Wie wird das steuerliche Risiko bei M&A-Transaktionen rechtlich abgesichert?
Steuerliche Risiken spielen bei M&A-Transaktionen eine zentrale Rolle, da unbekannte oder ungeklärte Steuerverbindlichkeiten zu erheblichen finanziellen Belastungen nach dem Erwerb führen können. Im deutschen Recht obliegt es daher dem Verkäufer, im Rahmen des Unternehmenskaufvertrags weitreichende steuerrechtliche Garantien abzugeben und etwaige bekannte Steuerrisiken durch spezielle Freistellungsklauseln abzusichern. Häufig werden Steuerfreistellungen (Tax Indemnities) vereinbart, die sich auf bestimmte Steuerarten und den Zeitraum vor Closing beschränken. In der rechtlichen Due Diligence ist genau zu prüfen, ob Steuererklärungen ordnungsgemäß abgegeben wurden, Betriebsprüfungen oder Steuerstreitigkeiten anhängig sind und ob Steuerverbindlichkeiten latent bestehen. Abschließend werden oft schwierige Fragen zur Haftungsdauer und zur Abwicklung von Steuerbescheiden in die Verhandlungen über den Unternehmenskaufvertrag einbezogen.

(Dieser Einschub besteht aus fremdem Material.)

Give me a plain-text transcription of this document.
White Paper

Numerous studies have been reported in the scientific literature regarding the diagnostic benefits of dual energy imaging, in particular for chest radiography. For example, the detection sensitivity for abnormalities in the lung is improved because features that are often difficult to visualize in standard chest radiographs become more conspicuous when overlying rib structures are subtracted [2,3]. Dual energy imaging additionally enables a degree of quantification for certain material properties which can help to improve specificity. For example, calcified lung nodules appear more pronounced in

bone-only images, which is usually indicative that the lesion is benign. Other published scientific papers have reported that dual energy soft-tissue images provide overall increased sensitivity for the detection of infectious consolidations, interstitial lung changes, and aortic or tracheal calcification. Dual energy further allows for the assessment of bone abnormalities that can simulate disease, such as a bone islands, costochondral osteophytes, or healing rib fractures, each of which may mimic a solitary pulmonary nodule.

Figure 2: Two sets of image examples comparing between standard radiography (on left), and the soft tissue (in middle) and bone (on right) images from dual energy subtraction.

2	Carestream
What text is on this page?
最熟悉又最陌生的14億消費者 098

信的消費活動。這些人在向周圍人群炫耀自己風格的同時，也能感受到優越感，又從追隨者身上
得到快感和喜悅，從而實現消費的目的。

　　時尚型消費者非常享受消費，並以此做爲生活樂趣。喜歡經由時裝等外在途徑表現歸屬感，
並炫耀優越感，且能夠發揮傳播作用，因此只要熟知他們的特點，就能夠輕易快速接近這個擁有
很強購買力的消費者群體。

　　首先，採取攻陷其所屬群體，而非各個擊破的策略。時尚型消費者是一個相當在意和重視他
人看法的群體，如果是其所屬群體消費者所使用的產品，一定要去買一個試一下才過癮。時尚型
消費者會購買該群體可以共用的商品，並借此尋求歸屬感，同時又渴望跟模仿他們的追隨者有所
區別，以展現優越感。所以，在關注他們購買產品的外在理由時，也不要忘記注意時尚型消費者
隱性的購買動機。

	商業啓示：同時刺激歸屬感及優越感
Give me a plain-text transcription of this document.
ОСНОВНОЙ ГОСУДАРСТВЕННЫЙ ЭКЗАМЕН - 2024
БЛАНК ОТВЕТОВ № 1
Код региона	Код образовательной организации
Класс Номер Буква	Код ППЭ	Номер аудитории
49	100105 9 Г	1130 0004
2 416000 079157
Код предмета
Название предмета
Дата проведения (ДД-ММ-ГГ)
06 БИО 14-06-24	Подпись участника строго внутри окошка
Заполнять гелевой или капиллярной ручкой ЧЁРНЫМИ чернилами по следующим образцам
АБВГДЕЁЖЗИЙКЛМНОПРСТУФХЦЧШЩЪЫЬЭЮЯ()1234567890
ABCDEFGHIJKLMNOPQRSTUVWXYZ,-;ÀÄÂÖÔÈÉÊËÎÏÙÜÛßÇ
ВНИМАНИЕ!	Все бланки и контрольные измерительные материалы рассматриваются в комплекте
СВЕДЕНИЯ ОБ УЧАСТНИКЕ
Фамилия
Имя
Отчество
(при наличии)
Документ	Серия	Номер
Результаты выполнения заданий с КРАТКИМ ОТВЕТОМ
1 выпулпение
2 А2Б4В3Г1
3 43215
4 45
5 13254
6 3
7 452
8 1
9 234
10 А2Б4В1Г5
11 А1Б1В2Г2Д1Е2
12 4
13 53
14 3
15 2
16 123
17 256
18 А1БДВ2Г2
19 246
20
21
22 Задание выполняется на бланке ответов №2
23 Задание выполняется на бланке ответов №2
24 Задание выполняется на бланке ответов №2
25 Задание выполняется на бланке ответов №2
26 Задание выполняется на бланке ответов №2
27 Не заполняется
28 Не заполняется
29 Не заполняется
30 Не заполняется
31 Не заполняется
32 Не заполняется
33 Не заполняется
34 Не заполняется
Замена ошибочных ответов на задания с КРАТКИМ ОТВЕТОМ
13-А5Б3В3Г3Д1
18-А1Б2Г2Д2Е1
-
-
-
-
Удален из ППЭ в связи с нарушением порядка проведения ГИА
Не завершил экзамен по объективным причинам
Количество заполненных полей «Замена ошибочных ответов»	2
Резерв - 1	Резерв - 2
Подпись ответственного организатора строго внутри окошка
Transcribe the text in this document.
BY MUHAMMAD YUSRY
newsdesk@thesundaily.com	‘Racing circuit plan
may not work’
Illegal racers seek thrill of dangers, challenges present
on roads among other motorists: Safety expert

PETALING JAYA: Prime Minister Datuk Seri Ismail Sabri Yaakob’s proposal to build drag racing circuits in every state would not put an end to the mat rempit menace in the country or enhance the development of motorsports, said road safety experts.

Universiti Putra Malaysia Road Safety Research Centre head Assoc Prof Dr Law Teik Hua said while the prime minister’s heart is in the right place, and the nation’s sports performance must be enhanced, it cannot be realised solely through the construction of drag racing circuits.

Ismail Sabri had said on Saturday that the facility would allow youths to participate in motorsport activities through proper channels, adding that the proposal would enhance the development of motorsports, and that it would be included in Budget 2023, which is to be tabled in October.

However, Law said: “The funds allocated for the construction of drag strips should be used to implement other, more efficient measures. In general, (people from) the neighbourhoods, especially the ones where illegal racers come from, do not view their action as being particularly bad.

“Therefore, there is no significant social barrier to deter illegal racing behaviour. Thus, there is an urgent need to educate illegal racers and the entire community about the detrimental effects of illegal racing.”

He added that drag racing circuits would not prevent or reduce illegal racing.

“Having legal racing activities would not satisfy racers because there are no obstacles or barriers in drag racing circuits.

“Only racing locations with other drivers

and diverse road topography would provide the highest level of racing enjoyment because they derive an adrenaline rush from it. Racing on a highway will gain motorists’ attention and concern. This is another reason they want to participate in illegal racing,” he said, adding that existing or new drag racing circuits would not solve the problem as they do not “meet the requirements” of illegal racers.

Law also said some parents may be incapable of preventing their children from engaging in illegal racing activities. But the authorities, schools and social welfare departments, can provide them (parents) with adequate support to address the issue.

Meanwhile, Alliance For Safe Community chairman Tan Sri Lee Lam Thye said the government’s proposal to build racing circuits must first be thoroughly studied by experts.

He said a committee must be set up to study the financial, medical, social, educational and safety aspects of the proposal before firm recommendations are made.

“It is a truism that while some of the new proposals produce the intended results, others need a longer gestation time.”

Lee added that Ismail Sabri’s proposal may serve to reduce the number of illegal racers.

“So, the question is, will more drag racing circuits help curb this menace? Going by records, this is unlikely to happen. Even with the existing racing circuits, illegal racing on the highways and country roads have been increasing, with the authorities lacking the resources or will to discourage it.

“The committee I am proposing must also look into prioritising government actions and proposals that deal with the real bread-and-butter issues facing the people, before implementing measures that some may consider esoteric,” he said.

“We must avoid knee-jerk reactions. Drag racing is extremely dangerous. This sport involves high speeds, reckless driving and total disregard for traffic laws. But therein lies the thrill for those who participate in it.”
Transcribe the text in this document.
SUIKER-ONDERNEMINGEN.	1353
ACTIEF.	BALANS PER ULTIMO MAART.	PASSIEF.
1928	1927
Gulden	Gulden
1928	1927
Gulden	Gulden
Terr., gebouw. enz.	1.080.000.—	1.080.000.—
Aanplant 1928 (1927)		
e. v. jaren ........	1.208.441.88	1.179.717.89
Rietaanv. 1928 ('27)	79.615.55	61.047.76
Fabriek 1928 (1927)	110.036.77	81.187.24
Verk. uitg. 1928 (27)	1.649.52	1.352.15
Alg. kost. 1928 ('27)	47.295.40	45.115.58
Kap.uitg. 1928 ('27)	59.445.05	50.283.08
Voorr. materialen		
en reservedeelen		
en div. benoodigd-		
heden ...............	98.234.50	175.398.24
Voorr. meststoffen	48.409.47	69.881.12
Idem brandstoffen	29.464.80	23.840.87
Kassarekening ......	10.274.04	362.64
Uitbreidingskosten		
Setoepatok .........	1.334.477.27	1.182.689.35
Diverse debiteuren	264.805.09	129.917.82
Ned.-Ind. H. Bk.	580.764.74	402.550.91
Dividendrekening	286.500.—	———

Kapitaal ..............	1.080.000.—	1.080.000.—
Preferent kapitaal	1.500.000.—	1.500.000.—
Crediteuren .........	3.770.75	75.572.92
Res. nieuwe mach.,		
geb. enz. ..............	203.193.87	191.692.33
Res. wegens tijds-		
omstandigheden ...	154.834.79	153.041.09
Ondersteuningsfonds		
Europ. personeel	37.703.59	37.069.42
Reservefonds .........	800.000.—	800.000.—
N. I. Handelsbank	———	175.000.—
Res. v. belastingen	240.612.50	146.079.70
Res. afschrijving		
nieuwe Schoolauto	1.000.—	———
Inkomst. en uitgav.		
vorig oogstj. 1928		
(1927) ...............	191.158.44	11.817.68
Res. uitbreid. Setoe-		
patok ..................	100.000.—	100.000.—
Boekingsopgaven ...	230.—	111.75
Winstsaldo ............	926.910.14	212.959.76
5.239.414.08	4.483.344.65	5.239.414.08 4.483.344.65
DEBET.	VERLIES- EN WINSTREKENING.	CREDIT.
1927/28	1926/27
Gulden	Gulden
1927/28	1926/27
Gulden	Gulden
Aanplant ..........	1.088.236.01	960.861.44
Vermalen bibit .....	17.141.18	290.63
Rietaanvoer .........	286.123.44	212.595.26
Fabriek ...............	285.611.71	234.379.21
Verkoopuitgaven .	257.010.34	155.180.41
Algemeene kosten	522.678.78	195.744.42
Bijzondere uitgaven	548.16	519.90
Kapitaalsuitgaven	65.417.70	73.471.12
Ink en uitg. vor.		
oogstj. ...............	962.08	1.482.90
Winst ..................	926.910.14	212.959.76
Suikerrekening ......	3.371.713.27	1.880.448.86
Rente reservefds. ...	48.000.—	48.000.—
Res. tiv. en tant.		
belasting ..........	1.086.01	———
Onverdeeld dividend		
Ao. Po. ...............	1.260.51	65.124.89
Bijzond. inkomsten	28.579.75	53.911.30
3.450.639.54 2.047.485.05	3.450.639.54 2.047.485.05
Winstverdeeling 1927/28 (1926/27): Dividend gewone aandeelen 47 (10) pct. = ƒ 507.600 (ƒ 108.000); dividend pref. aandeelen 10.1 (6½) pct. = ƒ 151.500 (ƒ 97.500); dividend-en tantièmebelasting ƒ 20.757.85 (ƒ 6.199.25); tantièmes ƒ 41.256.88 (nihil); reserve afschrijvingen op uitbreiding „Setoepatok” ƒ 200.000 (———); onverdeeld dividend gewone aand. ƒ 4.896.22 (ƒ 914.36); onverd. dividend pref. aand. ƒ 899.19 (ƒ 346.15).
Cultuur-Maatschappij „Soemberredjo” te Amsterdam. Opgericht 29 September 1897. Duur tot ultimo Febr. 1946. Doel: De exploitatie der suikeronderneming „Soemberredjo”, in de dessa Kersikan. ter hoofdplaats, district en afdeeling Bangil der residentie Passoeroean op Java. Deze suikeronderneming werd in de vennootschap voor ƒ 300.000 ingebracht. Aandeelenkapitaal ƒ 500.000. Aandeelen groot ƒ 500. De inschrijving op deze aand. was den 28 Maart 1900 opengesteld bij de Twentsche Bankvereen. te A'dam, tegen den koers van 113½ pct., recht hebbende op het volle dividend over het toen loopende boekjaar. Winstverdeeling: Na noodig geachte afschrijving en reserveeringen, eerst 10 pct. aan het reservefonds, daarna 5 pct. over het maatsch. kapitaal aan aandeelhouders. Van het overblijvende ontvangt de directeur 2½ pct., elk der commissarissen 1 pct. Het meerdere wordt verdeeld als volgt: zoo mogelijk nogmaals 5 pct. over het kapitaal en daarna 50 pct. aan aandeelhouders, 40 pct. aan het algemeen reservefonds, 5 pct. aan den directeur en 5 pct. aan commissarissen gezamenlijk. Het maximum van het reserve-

Welche Bedeutung hat das Signing und Closing im rechtlichen Ablauf einer M&A-Transaktion?
Signing und Closing sind zwei rechtlich voneinander abzugrenzende Phasen einer M&A-Transaktion. Beim Signing erfolgt die Unterzeichnung der vertraglichen Vereinbarungen, wodurch die Parteien sich rechtlich zum Vollzug des Geschäfts verpflichten. Das Closing bezeichnet hingegen den tatsächlichen rechtlichen Übergang des Eigentums an den Gesellschaftsanteilen oder Vermögensgegenständen sowie die Zahlung des Kaufpreises. Zwischen Signing und Closing werden üblicherweise bestimmte Bedingungen (Conditions Precedent) vereinbart, darunter kartellrechtliche Freigaben, außenwirtschaftsrechtliche Genehmigungen oder das Erreichen finanzieller oder operativer Meilensteine. Erst bei Eintritt sämtlicher vertraglich vereinbarter Bedingungen tritt der rechtliche Vollzug der Transaktion ein. Die rechtssichere Gestaltung beider Phasen ist für die Risikosteuerung von zentraler Bedeutung und beeinflusst direkt die Durchsetzbarkeit und Gültigkeit der M&A-Transaktion.